Spring turkey season opens with hits, misses and errors
The sound of a shot echoed through the tall timber in a Pender County swamp. When anyone hears a shot during turkey season, about 90 percent of the time, a hunter will walk out of the woods wearing a turkey over his shoulder. However, hunters also miss because a lot can go wrong. This time, Mike Wiston walked out of the woods, carrying a gobbler that weighed 19.4 pounds on a digital scale. It had a 10-inch beard. The longest spur measured 1.5 inches and the other spur was shorter by only a quarter-inch.
“I hunted this morning and did not see anything,” said Wiston, 36, a heating and air conditioning technician who lives in Hampstead. “I got in the woods at 6 a.m. and hunted until 9:30 a.m. I heard some gobblers from far off, but they were on the other side of a swamp and too far away for me to call to them.”
Wiston was hunting on a game land in Pender County. He moved to Hampstead two years ago from Ohio and said he had been hunting turkeys for 10 years. Turkeys had been scarce in his neck of the woods in Ohio. Now, it seemed as though it was going to be more of the same, with walking out of the woods as easy as walking in.
Fortunately, while he was walking out of the woods, he met Scott Martin, 47, an executive producer of Trophy Room Adventures from Elkin, who was in the area to video some turkey hunts. It was a fortuitous meeting.
“We come down from Elkin every year to video some youth turkey hunts,” Martin said. “I told him where there was a good place to hunt that he could try in the afternoon. When I saw him walking out of the woods this morning, he was dejected. Now, look how happy he is.”
Wiston went back into the woods about 3 p.m. and set out a hen decoy a few yards away. He sat on a turkey vest cushion after making a pad on the ground by raking a mound of pine needles with his fingers. Then, he waited, calling every so often on a Super Yelper scratch box call. His firearm was a Benelli Nova pump-action shotgun with a camouflage finish. He loaded it with Federal ammo containing No. 4 lead shot.
“The Super Yelper is a great call,” he said. “I usually get a response when I use it. I was calling softly, mostly clucking and purring. About 5:30 p.m. a gobbler came in. He wasn’t making a sound. I shot him when he was 35 yards away.”
Despite the fact that a turkey can weigh more than 20 pounds, a hunter’s target is very small. To make a successful shot, at least one pellet must strike the neck vertebrae, brain, carotid artery or jugular vein.

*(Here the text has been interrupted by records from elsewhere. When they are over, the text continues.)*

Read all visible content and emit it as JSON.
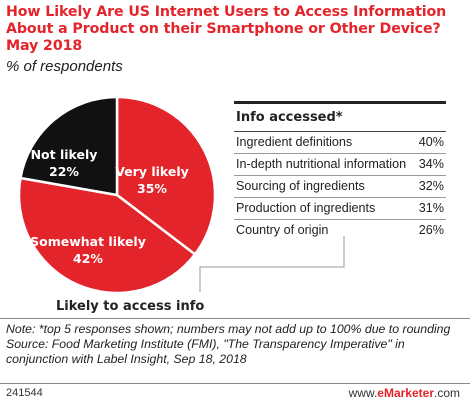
{
  "title": "How Likely Are US Internet Users to Access Information About a Product on their Smartphone or Other Device? May 2018",
  "subtitle": "% of respondents",
  "chart_data": {
    "type": "pie",
    "title": "How Likely Are US Internet Users to Access Information About a Product on their Smartphone or Other Device? May 2018",
    "subtitle": "% of respondents",
    "categories": [
      "Very likely",
      "Somewhat likely",
      "Not likely"
    ],
    "values": [
      35,
      42,
      22
    ],
    "value_labels": [
      "35%",
      "42%",
      "22%"
    ],
    "colors": [
      "#e4242b",
      "#e4242b",
      "#111111"
    ],
    "grouping_label": "Likely to access info",
    "sub_table": {
      "header": "Info accessed*",
      "rows": [
        {
          "label": "Ingredient definitions",
          "value": "40%"
        },
        {
          "label": "In-depth nutritional information",
          "value": "34%"
        },
        {
          "label": "Sourcing of ingredients",
          "value": "32%"
        },
        {
          "label": "Production of ingredients",
          "value": "31%"
        },
        {
          "label": "Country of origin",
          "value": "26%"
        }
      ]
    }
  },
  "note": "Note: *top 5 responses shown; numbers may not add up to 100% due to rounding",
  "source": "Source: Food Marketing Institute (FMI), \"The Transparency Imperative\" in conjunction with Label Insight, Sep 18, 2018",
  "footer": {
    "id": "241544",
    "site_prefix": "www.",
    "site_brand": "eMarketer",
    "site_suffix": ".com"
  }
}
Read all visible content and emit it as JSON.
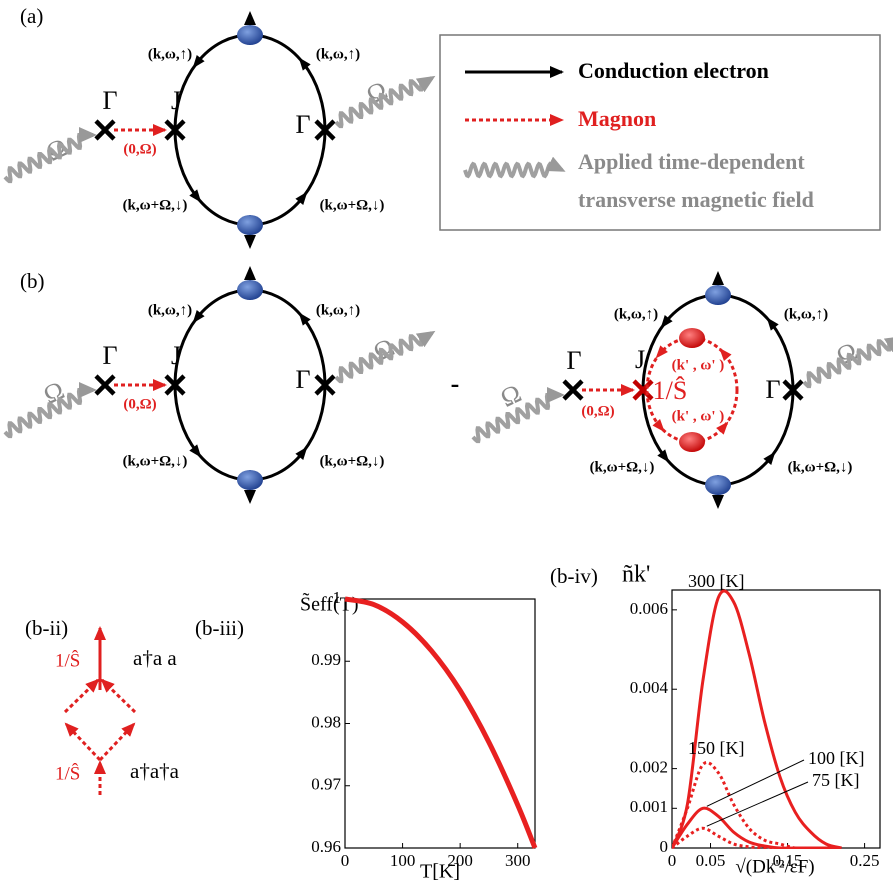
{
  "diagram_a": {
    "panel": "(a)",
    "gamma_left": "Γ",
    "j": "J",
    "gamma_right": "Γ",
    "magnon": "(0,Ω)",
    "field_left": "Ω",
    "field_right": "Ω",
    "up_left": "(k,ω,↑)",
    "up_right": "(k,ω,↑)",
    "down_left": "(k,ω+Ω,↓)",
    "down_right": "(k,ω+Ω,↓)"
  },
  "legend": {
    "electron": "Conduction electron",
    "magnon": "Magnon",
    "field": [
      "Applied time-dependent",
      "transverse magnetic field"
    ]
  },
  "diagram_b": {
    "panel": "(b)",
    "minus": "-",
    "left": {
      "gamma_left": "Γ",
      "j": "J",
      "gamma_right": "Γ",
      "magnon": "(0,Ω)",
      "field_left": "Ω",
      "field_right": "Ω",
      "up_left": "(k,ω,↑)",
      "up_right": "(k,ω,↑)",
      "down_left": "(k,ω+Ω,↓)",
      "down_right": "(k,ω+Ω,↓)"
    },
    "right": {
      "gamma_left": "Γ",
      "j": "J",
      "gamma_right": "Γ",
      "magnon": "(0,Ω)",
      "vertex": "1/Ŝ",
      "inner_upper": "(k' , ω' )",
      "inner_lower": "(k' , ω' )",
      "field_left": "Ω",
      "field_right": "Ω",
      "up_left": "(k,ω,↑)",
      "up_right": "(k,ω,↑)",
      "down_left": "(k,ω+Ω,↓)",
      "down_right": "(k,ω+Ω,↓)"
    }
  },
  "vertices": {
    "panel": "(b-ii)",
    "upper": {
      "coupling": "1/Ŝ",
      "operator": "a†a a"
    },
    "lower": {
      "coupling": "1/Ŝ",
      "operator": "a†a†a"
    }
  },
  "chart_data": [
    {
      "type": "line",
      "panel": "(b-iii)",
      "ylabel": "S̃eff(T)",
      "xlabel": "T[K]",
      "x": [
        0,
        50,
        100,
        150,
        200,
        250,
        300,
        330
      ],
      "values": [
        1,
        0.9991,
        0.9963,
        0.9917,
        0.9853,
        0.977,
        0.9669,
        0.96
      ],
      "color": "#e82020",
      "xlim": [
        0,
        330
      ],
      "xticks": [
        0,
        100,
        200,
        300
      ],
      "ylim": [
        0.96,
        1
      ],
      "yticks": [
        0.96,
        0.97,
        0.98,
        0.99,
        1
      ]
    },
    {
      "type": "line",
      "panel": "(b-iv)",
      "ylabel": "ñk'",
      "xlabel": "√(Dk'²/εF)",
      "x": [
        0,
        0.02,
        0.04,
        0.06,
        0.08,
        0.1,
        0.12,
        0.14,
        0.16,
        0.18,
        0.2,
        0.22
      ],
      "series": [
        {
          "name": "300 [K]",
          "color": "#e82020",
          "style": "solid",
          "values": [
            0,
            0.0011,
            0.0042,
            0.0063,
            0.0062,
            0.0049,
            0.0032,
            0.0018,
            0.0009,
            0.0004,
            0.0001,
            0
          ]
        },
        {
          "name": "150 [K]",
          "color": "#e82020",
          "style": "dotted",
          "values": [
            0,
            0.001,
            0.0021,
            0.0019,
            0.0011,
            0.0005,
            0.0002,
            0.0001,
            0,
            0,
            0,
            0
          ]
        },
        {
          "name": "100 [K]",
          "color": "#e82020",
          "style": "solid",
          "values": [
            0,
            0.0006,
            0.001,
            0.0008,
            0.0004,
            0.00015,
            5e-05,
            0,
            0,
            0,
            0,
            0
          ]
        },
        {
          "name": "75 [K]",
          "color": "#e82020",
          "style": "dotted",
          "values": [
            0,
            0.0003,
            0.0005,
            0.0003,
            0.0001,
            3e-05,
            0,
            0,
            0,
            0,
            0,
            0
          ]
        }
      ],
      "xlim": [
        0,
        0.27
      ],
      "xticks": [
        0,
        0.05,
        0.15,
        0.25
      ],
      "ylim": [
        0,
        0.0065
      ],
      "yticks": [
        0,
        0.001,
        0.002,
        0.004,
        0.006
      ]
    }
  ]
}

The total target area is about the diameter of man’s index finger and as long as three index fingers, if the turkey is not strutting with its neck tucked back into his chest. Shooting at a strutting turkey is a long-odds gamble because the entire length of the neck is not exposed. The brain is a bonus target about the size of the first digit of a man’s thumb. Trying to kill a gobbler by shooting at its body is fool’s play because the bones and breast muscles are too thick and tough for small shot to penetrate and disable the lungs, heart or other vital organs.

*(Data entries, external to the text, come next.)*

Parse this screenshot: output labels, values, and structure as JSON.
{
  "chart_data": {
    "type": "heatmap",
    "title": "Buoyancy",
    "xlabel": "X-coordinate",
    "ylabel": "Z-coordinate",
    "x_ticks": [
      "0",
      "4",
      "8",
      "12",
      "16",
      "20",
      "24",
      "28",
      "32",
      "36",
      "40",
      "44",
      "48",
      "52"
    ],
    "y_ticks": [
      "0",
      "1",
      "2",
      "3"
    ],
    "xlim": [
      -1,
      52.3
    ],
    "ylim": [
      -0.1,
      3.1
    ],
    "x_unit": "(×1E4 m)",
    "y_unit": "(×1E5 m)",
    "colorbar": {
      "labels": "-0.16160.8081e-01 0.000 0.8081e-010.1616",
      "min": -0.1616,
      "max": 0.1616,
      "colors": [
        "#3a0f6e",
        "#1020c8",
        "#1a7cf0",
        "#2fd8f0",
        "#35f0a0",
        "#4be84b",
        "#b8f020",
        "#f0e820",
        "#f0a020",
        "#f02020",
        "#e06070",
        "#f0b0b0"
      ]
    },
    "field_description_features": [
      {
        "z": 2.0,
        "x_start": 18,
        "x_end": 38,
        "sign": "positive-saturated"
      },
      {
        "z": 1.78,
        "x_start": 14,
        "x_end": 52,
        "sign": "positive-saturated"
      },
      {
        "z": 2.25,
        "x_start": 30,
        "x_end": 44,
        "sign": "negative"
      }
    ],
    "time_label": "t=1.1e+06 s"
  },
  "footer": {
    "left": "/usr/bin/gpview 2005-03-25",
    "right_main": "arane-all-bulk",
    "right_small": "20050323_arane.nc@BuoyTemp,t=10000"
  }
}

A tight-patterning shotgun like Wiston’s Benelli is what most turkey hunters carry, fine-tuning the pattern by trying several different brands of ammo and different sizes and metal compositions of shot. The down side is that the pattern may be too tight if a gobbler is very close. Forty yards is the accepted maximum shooting distance for a sure kill. As Wiston’s success demonstrated, 35 yards is even better.
While his hunt had been a success, 14-year-old Jordan Sholar had not been as lucky. She lives in Rocky Point and is a student at Heide Trask Middle School.
“I missed one this morning,” she said. “I was hunting with Scott Martin and he was filming. It was the third year in a row that I missed a turkey on video. They were gobbling everywhere. A hen flew down and walked over. Then I saw a bearded hen but did not shoot. It was legal, but I did not want to shoot it. Another group of hens came and they had two toms behind them. I shot at one of them and missed it at 35 yards.”
The old saying among veteran turkey hunters is that anyone who says they have not missed is telling a lie or has a short memory. The hunt is so exciting that hunters can make many mistakes, including moving the tiniest bit and alarming a gobbler as it is approaching or shooting too soon. Sometimes the sight and sound of a displaying gobbler is so overwhelming the adrenaline rush gives the hunter a case of “turkey fever.”
“The blind was shaking she was so excited,” Martin said. “I think she was just too excited to hold her shotgun steady.”
“That was probably it,” she said. “I was way too excited and rushed my shot a little bit.”